Students' Scientific Research Center, Tehran University of Medical Sciences, Tehran, Iran.
Research Center for Immunodeficiencies, Children's Medical Center Hospital, Tehran University of Medical Sciences, Dr. Qarib St, Keshavarz Blvd, Tehran, 14194, Iran.
J Neuroinflammation. 2022 Jun 6;19(1):135. doi: 10.1186/s12974-022-02496-w.
Parkinson's disease (PD) is the second most prevalent neurodegenerative disorder, characterized by motor and non-motor symptoms, significantly affecting patients' life. Pathologically, PD is associated with the extensive degeneration of dopaminergic neurons in various regions of the central nervous system (CNS), specifically the substantia nigra. This neuronal loss is accompanied by the aggregation of misfolded protein, named α-synuclein.
Recent studies detected several clues of neuroinflammation in PD samples using postmortem human PD brains and various PD animal models. Some evidence of neuroinflammation in PD patients included higher levels of proinflammatory cytokines in serum and cerebrospinal fluid (CSF), presence of activated microglia in various brain regions such as substantia nigra, infiltration of peripheral inflammatory cells in affected brain regions, and altered function of cellular immunity like monocytes phagocytosis defects. On the other side, Toll-like receptors (TLRs) are innate immune receptors primarily located on microglia, as well as other immune and non-immune cells, expressing pivotal roles in recognizing exogenous and endogenous stimuli and triggering inflammatory responses. Most studies indicated an increased expression of TLRs in the brain and peripheral blood cells of PD samples. Besides, this upregulation was associated with excessive neuroinflammation followed by neurodegeneration in affected regions. Therefore, evidence proposed that TLR-mediated neuroinflammation might lead to a dopaminergic neural loss in PD patients. In this regard, TLR2, TLR4, and TLR9 have the most prominent roles.

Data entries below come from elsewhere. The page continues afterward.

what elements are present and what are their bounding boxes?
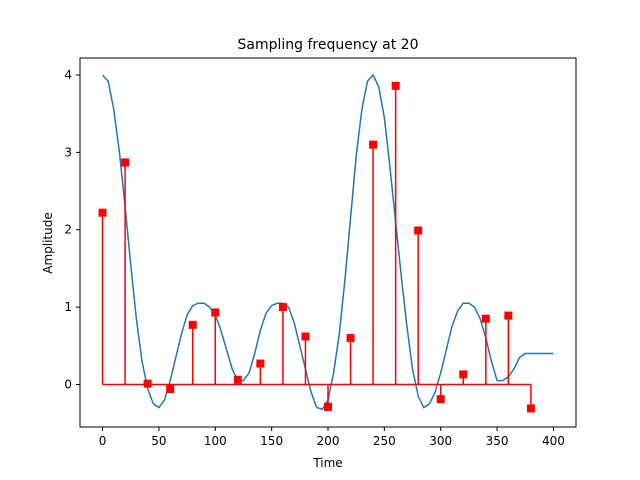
y-axis-label: Amplitude [41, 212, 55, 274]
chart-title: Sampling frequency at 20 [238, 37, 419, 53]
y-tick-label: 4 [64, 68, 72, 82]
sample-marker [143, 379, 152, 388]
sample-marker [211, 308, 220, 317]
sample-marker [504, 311, 513, 320]
plot-area [80, 58, 576, 427]
sample-marker [436, 395, 445, 404]
x-tick-label: 300 [429, 434, 452, 448]
sample-marker [414, 226, 423, 235]
y-tick-label: 1 [64, 300, 72, 314]
sample-marker [188, 320, 197, 329]
sample-marker [166, 385, 175, 394]
sample-marker [459, 370, 468, 379]
data-layer [98, 74, 554, 413]
sample-marker [391, 81, 400, 90]
sample-marker [121, 158, 130, 167]
sample-marker [346, 334, 355, 343]
y-tick-label: 0 [64, 377, 72, 391]
axes-layer: 0 50 100 150 200 250 300 350 400 0 1 2 3 4 [64, 57, 577, 448]
sample-marker [324, 402, 332, 411]
sample-marker [233, 375, 242, 384]
sample-marker [481, 314, 490, 323]
x-tick-label: 250 [373, 434, 396, 448]
sample-marker [526, 404, 535, 413]
sample-marker [98, 208, 107, 217]
sample-marker [301, 332, 310, 341]
x-tick-label: 150 [260, 434, 283, 448]
sample-marker [256, 359, 265, 368]
x-tick-label: 400 [542, 434, 565, 448]
y-tick-label: 2 [64, 223, 72, 237]
x-tick-label: 100 [204, 434, 227, 448]
x-tick-label: 0 [99, 434, 107, 448]
sample-marker [369, 140, 378, 149]
y-tick-label: 3 [64, 145, 72, 159]
x-axis-label: Time [312, 456, 342, 470]
x-tick-label: 350 [486, 434, 509, 448]
x-tick-label: 50 [151, 434, 166, 448]
sample-marker [278, 303, 287, 312]
x-tick-label: 200 [317, 434, 340, 448]
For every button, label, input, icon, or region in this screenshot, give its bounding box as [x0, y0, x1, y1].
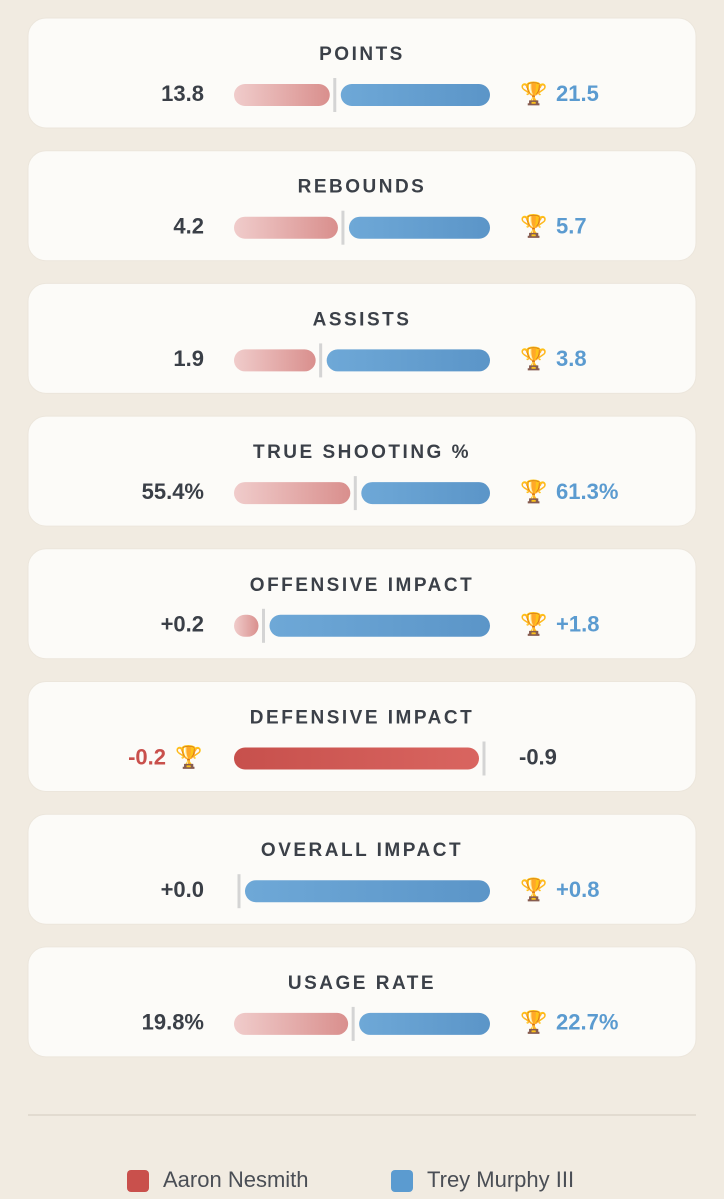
metric-label: OVERALL IMPACT — [261, 840, 463, 861]
right-bar — [245, 880, 490, 903]
metric-label: OFFENSIVE IMPACT — [250, 575, 474, 596]
left-bar — [234, 482, 351, 505]
right-bar — [326, 349, 490, 372]
trophy: 🏆 — [520, 346, 547, 371]
card — [27, 17, 697, 129]
left-bar — [234, 1012, 349, 1035]
left-bar — [234, 747, 479, 770]
left-value: 19.8% — [142, 1010, 204, 1035]
left-bar — [234, 84, 330, 106]
card — [27, 681, 697, 792]
metric-label: POINTS — [319, 44, 405, 65]
right-bar — [348, 216, 490, 239]
trophy: 🏆 — [520, 1010, 547, 1035]
metric-label: ASSISTS — [313, 309, 412, 330]
card — [27, 946, 697, 1058]
left-value: +0.2 — [161, 612, 204, 637]
right-value: 22.7% — [556, 1010, 618, 1035]
trophy: 🏆 — [175, 744, 202, 769]
right-bar — [361, 482, 490, 505]
right-value: -0.9 — [519, 744, 557, 769]
right-value: 61.3% — [556, 479, 618, 504]
left-value: 1.9 — [173, 346, 204, 371]
card — [27, 282, 697, 394]
legend-swatch — [127, 1170, 149, 1192]
right-value: 3.8 — [556, 346, 587, 371]
card — [27, 415, 697, 527]
legend-swatch — [391, 1170, 413, 1192]
right-value: +1.8 — [556, 612, 599, 637]
legend-label: Aaron Nesmith — [163, 1167, 309, 1192]
trophy: 🏆 — [520, 612, 547, 637]
card — [27, 548, 697, 660]
right-bar — [340, 84, 490, 106]
left-bar — [234, 614, 259, 637]
left-value: +0.0 — [161, 877, 204, 902]
left-value: -0.2 — [128, 744, 166, 769]
right-value: +0.8 — [556, 877, 599, 902]
right-bar — [359, 1012, 490, 1035]
metric-label: TRUE SHOOTING % — [253, 442, 471, 463]
right-value: 5.7 — [556, 214, 587, 239]
trophy: 🏆 — [520, 479, 547, 504]
metric-label: USAGE RATE — [288, 973, 436, 994]
trophy: 🏆 — [520, 214, 547, 239]
metric-label: REBOUNDS — [298, 177, 427, 198]
left-value: 55.4% — [142, 479, 204, 504]
left-value: 13.8 — [161, 81, 204, 106]
left-bar — [234, 216, 338, 239]
left-bar — [234, 349, 316, 372]
legend-label: Trey Murphy III — [427, 1167, 574, 1192]
left-value: 4.2 — [173, 214, 204, 239]
card — [27, 813, 697, 925]
card — [27, 150, 697, 262]
right-value: 21.5 — [556, 81, 599, 106]
trophy: 🏆 — [520, 81, 547, 106]
metric-label: DEFENSIVE IMPACT — [250, 708, 474, 729]
right-bar — [269, 614, 490, 637]
trophy: 🏆 — [520, 877, 547, 902]
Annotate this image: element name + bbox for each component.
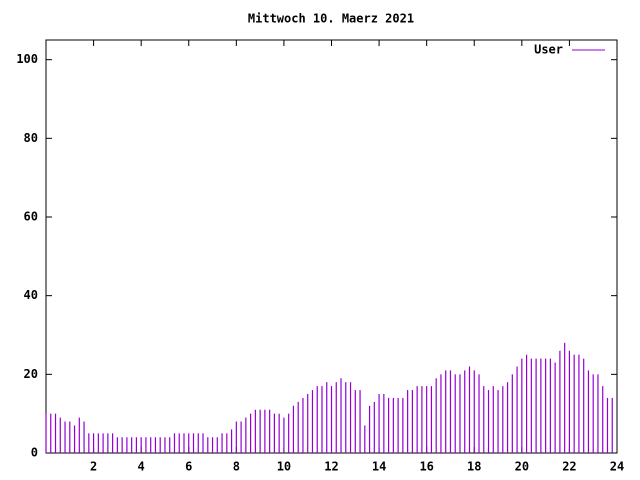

Although the presence of inflammation in acute phases of PD might have protective effects concerning the clearance of α-synuclein and delaying the disease advancement, the chronic activation of TLRs and neuroinflammation might lead to neurodegeneration, resulting in the disease progression. Therefore, this study aimed to review additional evidence of the contribution of TLRs and neuroinflammation to PD pathogenesis, with the hope that TLRs could serve as novel disease-modifying therapeutic targets in PD patients in the future.
帕金森病(PD)是第二大常见的神经退行性疾病,其特征为运动和非运动症状,严重影响患者的生活。从病理学角度来看,PD 与中枢神经系统(CNS)各个区域多巴胺能神经元的广泛退化有关,特别是黑质。这种神经元丢失伴随着错误折叠蛋白的聚集,这种蛋白被命名为α-突触核蛋白。
最近的研究使用死后 PD 人脑和各种 PD 动物模型在 PD 样本中检测到了一些神经炎症的线索。PD 患者神经炎症的一些证据包括血清和脑脊液(CSF)中促炎细胞因子水平升高、黑质等各种脑区的活化小胶质细胞存在、受影响脑区外周炎性细胞浸润以及细胞免疫功能改变,如单核细胞吞噬作用缺陷。另一方面,Toll 样受体(TLR)是先天免疫受体,主要位于小胶质细胞以及其他免疫和非免疫细胞上,在识别外源性和内源性刺激物并引发炎症反应方面发挥着关键作用。大多数研究表明,PD 样本的大脑和外周血细胞中 TLR 的表达增加。此外,这种上调与受影响区域过度的神经炎症和随后的神经退行性变有关。因此,有证据表明 TLR 介导的神经炎症可能导致 PD 患者多巴胺能神经元丢失。在这方面,TLR2、TLR4 和 TLR9 具有最突出的作用。
虽然 PD 急性阶段的炎症可能对清除α-突触核蛋白和延缓疾病进展有保护作用,但 TLR 的慢性激活和神经炎症可能导致神经退行性变,从而导致疾病进展。因此,本研究旨在综述 TLR 和神经炎症对 PD 发病机制的额外证据,希望 TLR 能够成为未来 PD 患者新型疾病修饰治疗靶点。